Ski de fond : « Clairement, la hiérarchie sportive s’est dessinée », confie Olivier Michaud
Ce mardi, le Comité national olympique et sportif français (CNOSF) a annoncé une première vague de fondeurs et fondeuses de l’équipe de France sélectionnés pour les Jeux olympiques de Milan/Cortina 2026. Le patron des équipes de France, Olivier Michaud, est revenu pour Nordic Magazine sur les choix opérés et la logique ayant guidé cette première liste.

Chez les hommes, sept fondeurs ont été retenus : Lucas Chanavat, Jules Chappaz, Richard Jouve, Mathis Desloges, Jules Lapierre, Hugo Lapalus et Théo Schely. À l’inverse, Rémi Bourdin, Clément Parisse et Victor Lovera restent pour l’instant à l’écart. Un choix qui découle directement des performances observées sur le circuit international ces derniers mois.
« Clairement, la hiérarchie sportive s’est dessinée. La sélection olympique se fait sur la fin de saison 2025 et la saison 2026, avec des choix guidés par les résultats internationaux. Chez les garçons, au regard des performances et du ranking, les choses ont été rapides : la hiérarchie s’est imposée, sans véritable subtilité. […] Les résultats et les places qu’on peut prendre, c’est ça qui décide. »
Une sélection féminine encore à compléter
Chez les dames, quatre fondeuses ont, pour le moment, validé leur billet olympique : Delphine Claudel, Julie Pierrel, Léonie Perry et Mélissa Gal. Deux autres places seront attribuées à l’issue de la coupe du monde de Goms (Suisse), disputée ce week-end. Le rendez-vous helvétique ne sera toutefois pas l’unique critère de décision.

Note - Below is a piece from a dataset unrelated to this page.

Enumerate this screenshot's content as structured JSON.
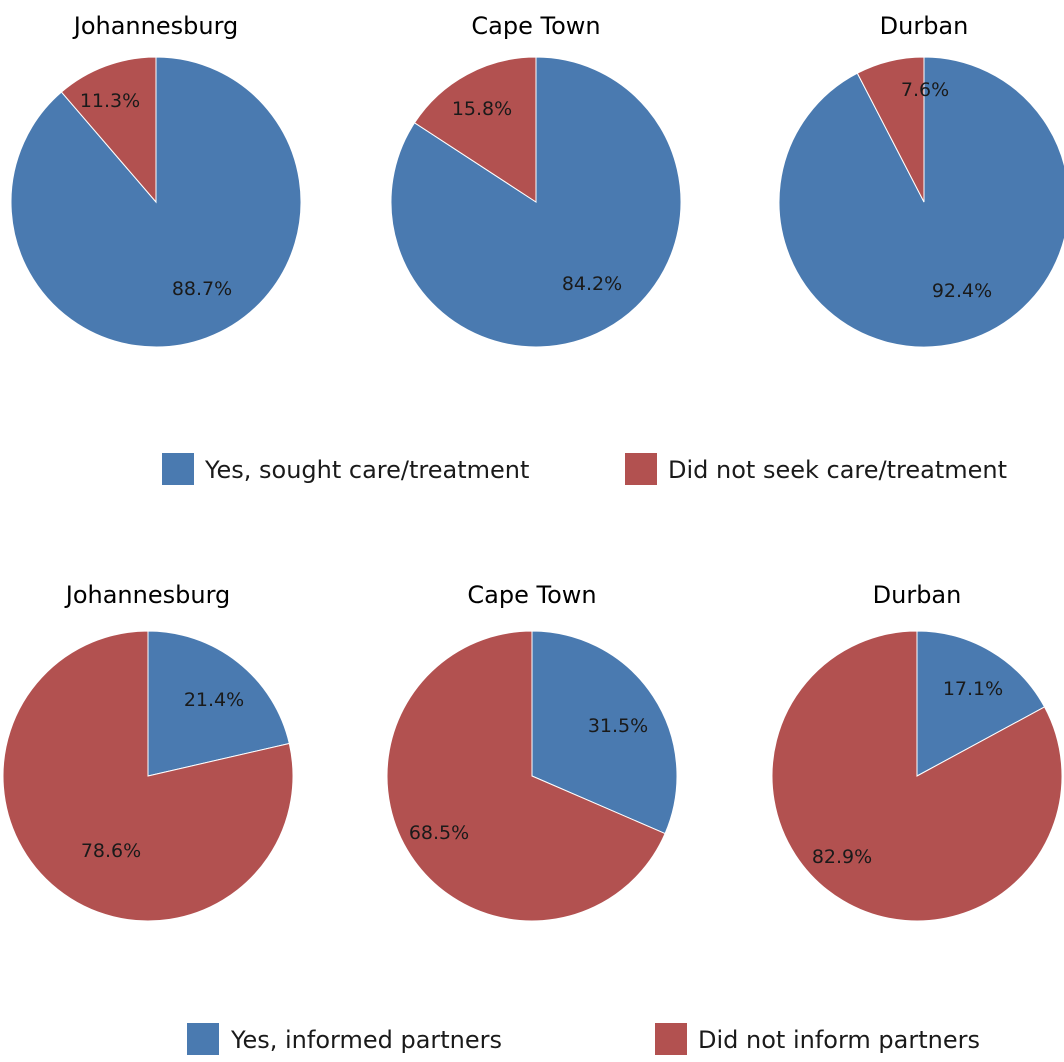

« La sélection va se compléter lors du week-end de coupe du monde de Goms, mais ce ne sera pas un one-shot. Ce sera un savant mélange entre l’analyse de la coupe du monde, les résultats de Goms et ceux de la coupe d’Europe [FESA Cup, NDLR], en lien avec les entraîneurs et moi-même, pour déterminer les athlètes qui viendront compléter la sélection. »
Polyvalence, formats olympiques et quête de médailles
Au-delà des classements bruts, la construction de l’équipe de France repose sur une réflexion plus globale, dictée par les exigences spécifiques des formats olympiques. Polyvalence, complémentarité et potentiel de performance restent au cœur des discussions, même si la logique sportive demeure prioritaire.

« On favorise les athlètes qui sont en capacité d’aller chercher des médailles. Quand on est dans ces spécialistes, ceux qui sont capables de jouer devant, ils sont naturellement prioritaires dans la sélection. Après, il y a aussi un choix entre la distance et le sprint, la capacité à faire du team sprint, à s’intégrer dans un relais. Il faut trouver des athlètes qui sont très forts dans leur spécialité, mais aussi capables d’être polyvalents. »
La délégation française pourrait encore s’étoffer dans les prochains jours, avec l’espoir d’un quota supplémentaire aussi bien chez les hommes que chez les femmes.